5.2 Distance-based Methods
Distance-based methods are easy to apply to large datasets as they need minimal preprocessing effort and computational time. Their major weakness is that they require either a threshold value or a combination of parameters associated with the threshold value, the sampling effort, or the search strategy. Empirical data show that certain similarity cut-offs (2–3%) correspond well to the species boundaries of several taxonomic groups (Hebert et al., 2003; Smith et al., 2005; Hebert et al., 2004); however, these values are often far from optimal (Lin et al., 2015). Selecting these parameters is not intuitive and they may only be evaluated a posteriori based on the expectations of the researcher. Furthermore, the empirical knowledge for threshold settings is tightly associated with barcoding genes, and it may not be as useful for other marker genes. Here, we optimized the parameters for three of the most popular distance methods (ABGD, Crop and Uclust) based on the RTS percentage. Despite our substantial effort to use optimal parameters for the given data, our results show that, on average, mPTP performs better with respect to F-scores and RTS percentage. At the same time, it also delimited notably fewer species. ABGD accuracy was closest to mPTP, while PTP, CROP, and Uclust performed notably worse. Besides accuracy, the greatest advantage of mPTP is that it consistently yields more accurate results without requiring the user to optimize any parameters/thresholds. Finally, in contrast to (m)PTP, distance methods ignore evolutionary relationships. Hence, there is no direct relation between monophyletic species and delimitation accuracy in similarity based tools.

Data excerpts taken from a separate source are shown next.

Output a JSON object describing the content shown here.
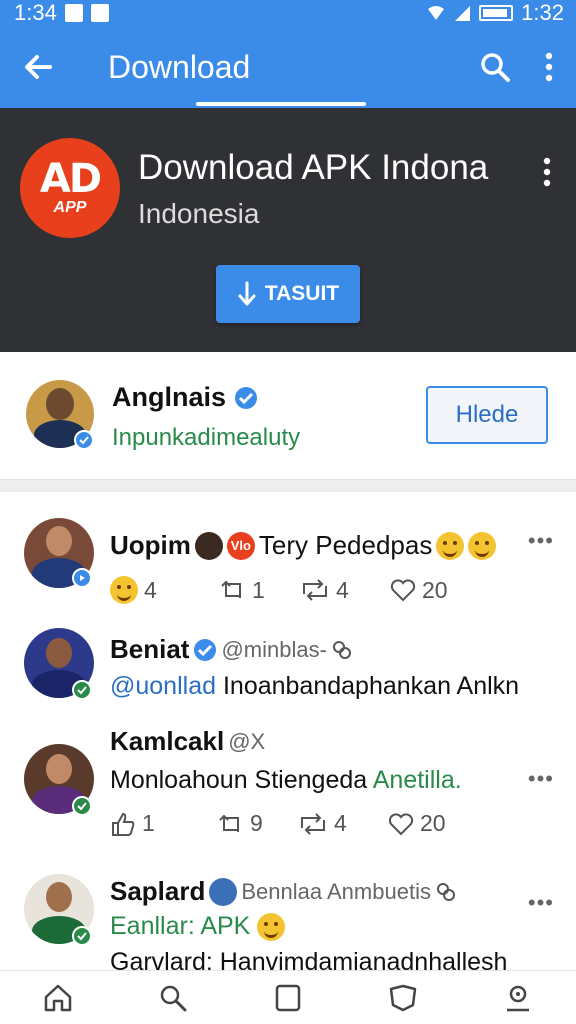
{
  "status_bar": {
    "time_left": "1:34",
    "time_right": "1:32"
  },
  "app_bar": {
    "title": "Download"
  },
  "header": {
    "app_name": "Download APK Indona",
    "region": "Indonesia",
    "logo_text": "AD",
    "logo_sub": "APP",
    "download_label": "TASUIT"
  },
  "profile": {
    "name": "Anglnais",
    "handle": "Inpunkadimealuty",
    "follow_label": "Hlede"
  },
  "posts": [
    {
      "author": "Uopim",
      "badge_text": "Vlo",
      "text": "Tery Pededpas",
      "actions": {
        "reactions": "4",
        "replies": "1",
        "reposts": "4",
        "likes": "20"
      }
    },
    {
      "author": "Beniat",
      "handle": "@minblas-",
      "mention": "@uonllad",
      "text": "Inoanbandaphankan Anlkn"
    },
    {
      "author": "Kamlcakl",
      "handle": "@X",
      "text": "Monloahoun Stiengeda",
      "highlight": "Anetilla.",
      "actions": {
        "replies": "1",
        "reposts_a": "9",
        "reposts_b": "4",
        "likes": "20"
      }
    },
    {
      "author": "Saplard",
      "handle": "Bennlaa Anmbuetis",
      "line2": "Eanllar: APK",
      "line3": "Garvlard: Hanvimdamianadnhallesh"
    }
  ],
  "colors": {
    "accent": "#3b8be8",
    "header_bg": "#2f3134",
    "logo": "#e8401c",
    "green_text": "#2a8a4a"
  },
  "icons": [
    "back-arrow-icon",
    "search-icon",
    "more-vert-icon",
    "download-arrow-icon",
    "verified-icon",
    "home-icon",
    "bookmark-icon",
    "chat-icon",
    "profile-icon"
  ]
}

However, polyphyly often reflects recent speciation while reciprocal monophyly indicates that significant time since speciation has passed. Consequently, the barcoding gap should be less pronounced in datasets of recently diverged species. This justifies that the RTS fraction improves with the number of monophyletic species.
6 CONCLUSIONS
We presented mPTP, a novel approach for single-locus delimitation that consistently provides faster and more accurate species estimates than PTP and other popular delimitation methods. As PTP, mPTP is mainly designed for analyzing barcoding loci, but can potentially also be applied to entire organelle phylogenies (e.g. mitochondria, Qin et al., 2015). In contrast to methods based on sequence similarity, mPTP does not require any similarity threshold or other user-defined parameter as input. The limitations of mPTP are associated with processes that can not be detected neither in single-gene phylogenies (incomplete lineage sorting, hybridization) nor in recent speciation events. The novel dynamic programming delimitation algorithm reduces computation time to a minimum and allows for almost instantaneous species delimitation on phylogenies with thousands of taxa. The MCMC sampling provides support values for the delimited species based on millions (or even billions) of MCMC generations in just a few seconds on a modern desktop. The mPTP tool is available both, as a standalone package, and as a web service.
ACKNOWLEDGMENT
The authors gratefully acknowledge the support of the Klaus Tschira Foundation. PP was funded by FP7-PE0PLE-2013-IEF EVOGREN (625057).